Dankzij het Oscarsucces van The Deer Hunter (o.m. Oscars voor beste regisseur en beste film) mocht Cimino aan het ambitieuze westernepos Heaven’s Gate (1980 beginnen. Maar de opnamen verliepen stroef, het budget liep uit de hand, de studio liet de montage drastisch inkorten (van 300 over 219 naar 149 minuten) en het publiek negeerde de film totaal. Cimino greep in Year of the Dragon (1985) terug naar een personage dat een variant is op de gebroken held van The Deer Hunter maar de door Mickey Rourke vertolkte agent Stanley White is te arrogant, onbeschoft, primair, racistisch en gewelddadig om sympathiek en populair te zijn.
De film die woede en frustratie uitademde wekte vooral ergernis en kritiek op. Kamikaze Cimino werd er zeker niet minder omstreden op. Toen producent Sidney Beckerman The Sicilian (1987) verminkte door er 25 minuten uit te knippen kwam Cimino die klap niet meer te boven. Hij trachtte met kleine films zoals Desperate Hours (1990) en The Sunchaser (1996) terug aan te kopen met zijn roadmoviedebuut Thunderbolt and Lightfoot maar hij bleef in Hollywood persona non grata.
Een restauratie en beperkte re-release van Heaven’s Gate in 2012 leverde echter wel een kritische herwaardering op. Zo werd er op gewezen dat de in vitriool gedrenkte kritieken op de film verbonden waren met het ‘on-Amerikaanse’ karakter van deze western die toont hoe de hebzucht van de baronnen leidde tot racistisch geweld tegen indianen én (arme) immigranten en hoe de overheid zich in de klassenstrijd aan de kant van de heersende klasse schaart. It’s getting dangerous to be poor in this country. Bovendien was Heaven’s Gate met zijn traag ritme, beperkte actie, impressionistische fotografie en langgerekte scènes te onorthodox voor zijn tijd.

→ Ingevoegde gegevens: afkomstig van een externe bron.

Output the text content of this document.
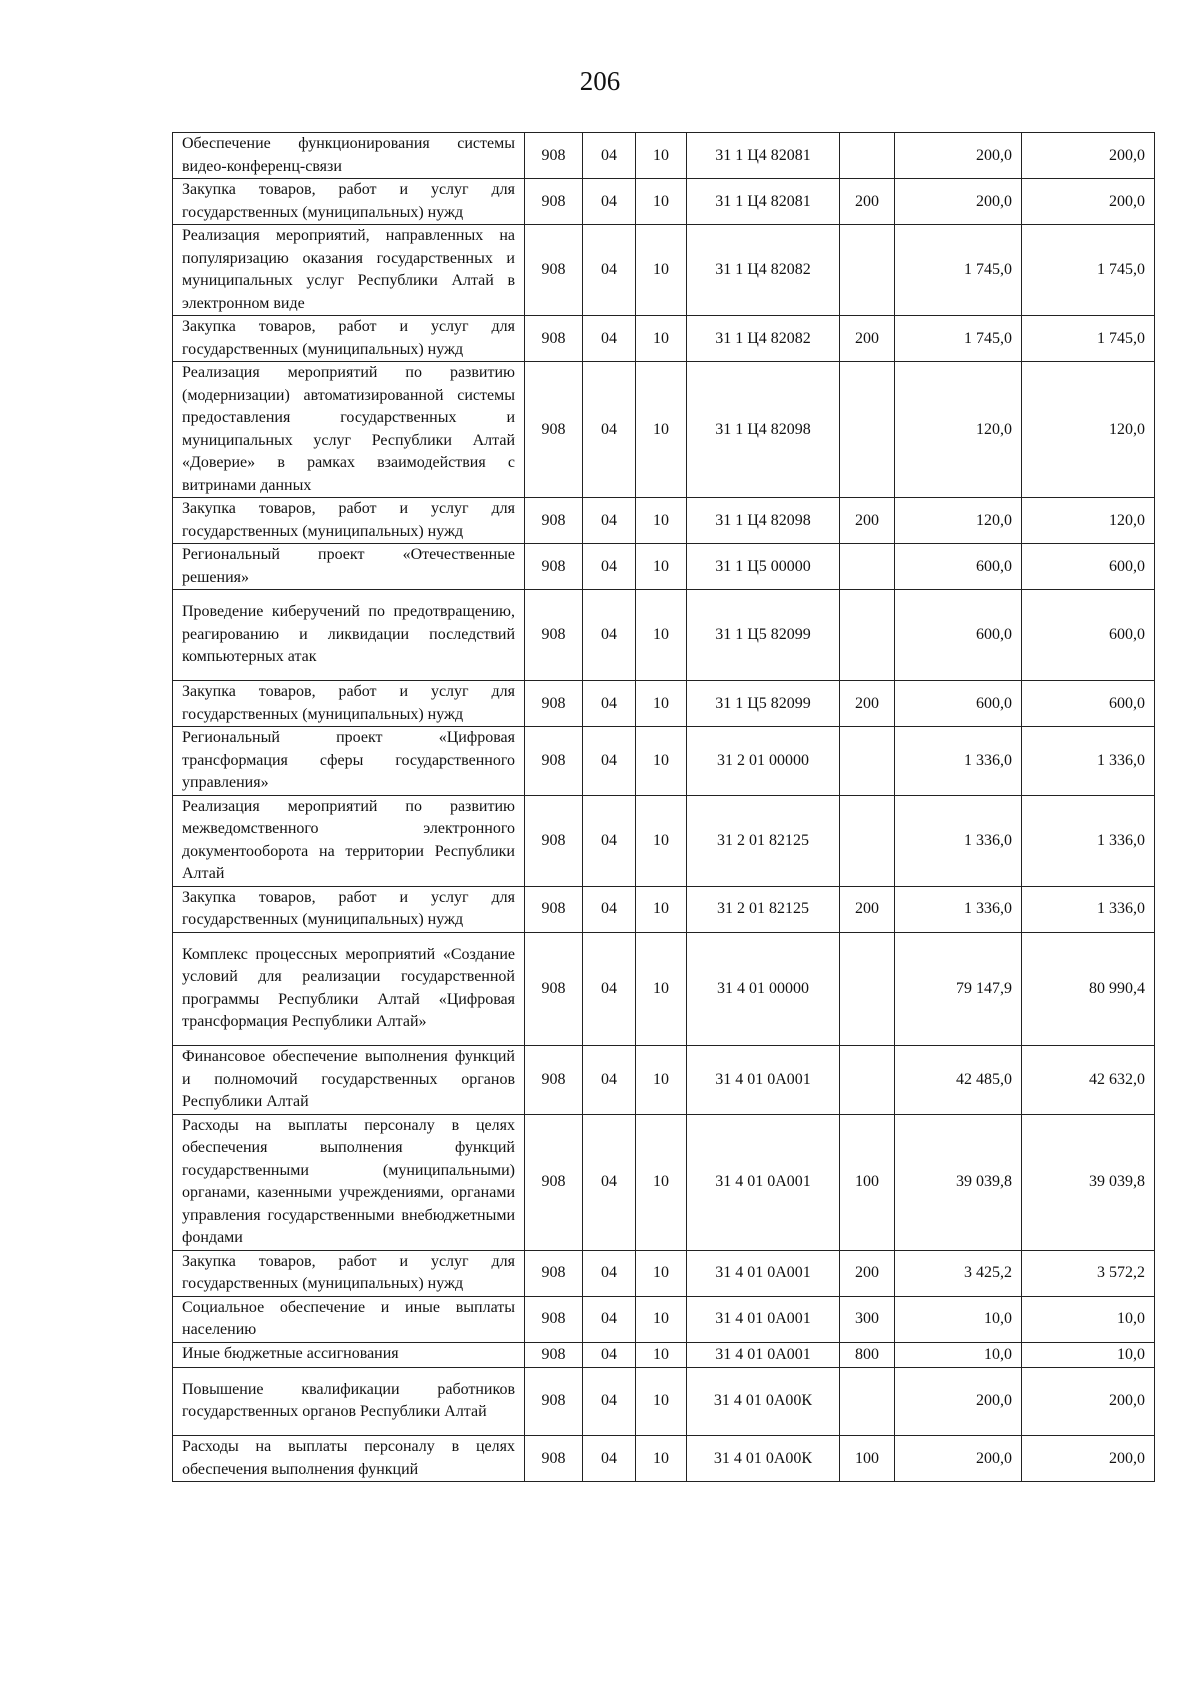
206
Обеспечение функционирования системы видео-конференц-связи	908	04	10	31 1 Ц4 82081		200,0	200,0
Закупка товаров, работ и услуг для государственных (муниципальных) нужд	908	04	10	31 1 Ц4 82081	200	200,0	200,0
Реализация мероприятий, направленных на популяризацию оказания государственных и муниципальных услуг Республики Алтай в электронном виде	908	04	10	31 1 Ц4 82082		1 745,0	1 745,0
Закупка товаров, работ и услуг для государственных (муниципальных) нужд	908	04	10	31 1 Ц4 82082	200	1 745,0	1 745,0
Реализация мероприятий по развитию (модернизации) автоматизированной системы предоставления государственных и муниципальных услуг Республики Алтай «Доверие» в рамках взаимодействия с витринами данных	908	04	10	31 1 Ц4 82098		120,0	120,0
Закупка товаров, работ и услуг для государственных (муниципальных) нужд	908	04	10	31 1 Ц4 82098	200	120,0	120,0
Региональный проект «Отечественные решения»	908	04	10	31 1 Ц5 00000		600,0	600,0
Проведение киберучений по предотвращению, реагированию и ликвидации последствий компьютерных атак	908	04	10	31 1 Ц5 82099		600,0	600,0
Закупка товаров, работ и услуг для государственных (муниципальных) нужд	908	04	10	31 1 Ц5 82099	200	600,0	600,0
Региональный проект «Цифровая трансформация сферы государственного управления»	908	04	10	31 2 01 00000		1 336,0	1 336,0
Реализация мероприятий по развитию межведомственного электронного документооборота на территории Республики Алтай	908	04	10	31 2 01 82125		1 336,0	1 336,0
Закупка товаров, работ и услуг для государственных (муниципальных) нужд	908	04	10	31 2 01 82125	200	1 336,0	1 336,0
Комплекс процессных мероприятий «Создание условий для реализации государственной программы Республики Алтай «Цифровая трансформация Республики Алтай»	908	04	10	31 4 01 00000		79 147,9	80 990,4
Финансовое обеспечение выполнения функций и полномочий государственных органов Республики Алтай	908	04	10	31 4 01 0А001		42 485,0	42 632,0
Расходы на выплаты персоналу в целях обеспечения выполнения функций государственными (муниципальными) органами, казенными учреждениями, органами управления государственными внебюджетными фондами	908	04	10	31 4 01 0А001	100	39 039,8	39 039,8
Закупка товаров, работ и услуг для государственных (муниципальных) нужд	908	04	10	31 4 01 0А001	200	3 425,2	3 572,2
Социальное обеспечение и иные выплаты населению	908	04	10	31 4 01 0А001	300	10,0	10,0
Иные бюджетные ассигнования	908	04	10	31 4 01 0А001	800	10,0	10,0
Повышение квалификации работников государственных органов Республики Алтай	908	04	10	31 4 01 0А00К		200,0	200,0
Расходы на выплаты персоналу в целях обеспечения выполнения функций	908	04	10	31 4 01 0А00К	100	200,0	200,0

Terwijl de heftigheid waarmee op Cimino’s werk gereageerd werd voortvloeide uit zijn ambivalentie. “Men heeft altijd etiketten op me gekleefd,” zei Cimino, “homofoob voor Thunderbolt and Lightfoot, fascist voor The Deer Hunter, racist voor Year of the Dragon, marxist voor Heaven’s Gate en geweldenaar voor Desperate Hours”.
Michael Cimino is een visueel verhalenverteller bij wie de personages primeren op de politieke boodschap maar zijn films gaan wel over het falen van en de barsten in de Amerikaanse droom. Het fysieke land, en de open ruimtes spelen daarbij een cruciale rol. Als locatie en als toevluchtsoord (zoals de healing place in The Sunchaser). Niet toevallig citeert Cimino vaak Herman Melville wanneer die stelt dat “de ruimte het centrale thema van het Amerikaanse leven is”.
Zowel Heaven’s Gate, Year of the Dragon als Desperate Hours draaien rond conflicten tussen van elkaar verschillende mensen die moeten leren samenleven en die zich dienen te verzoenen met het gewelddadig verleden van het land (inclusief de genocide van de indianen waarnaar The Sunchaser verwijst). Cimino wijst daarbij op een zekere ambivalentie: “De eenzaamheid maakt deel uit van Amerika. De pioniers waren, door de immensheid van het land, solitaire ontdekkers.
Het is gemakkelijk om plaatsen te vinden waar men volledig alleen is. Amerika is een te jong land opdat het gevoel van eenzaamheid zou kunnen verdwijnen. Meer dan eenzaamheid zou men moeten spreken over het vermogen om alleen te zijn. Het onvermogen om alleen te zijn gaat vreemd genoeg vaak samen met het verlangen om alleen te zijn. Dat is een van de karakteristieken van onze cinema. Amerikanen hebben die eenzaamheid nodig”. Cimino’s personages zijn dan ook vaak alleen, getuige de loners van Thunderbolt and Lightfoot, The Deer Hunter, Heaven’s Gate, Year of the Dragon, Desperate Hours en The Sunchaser.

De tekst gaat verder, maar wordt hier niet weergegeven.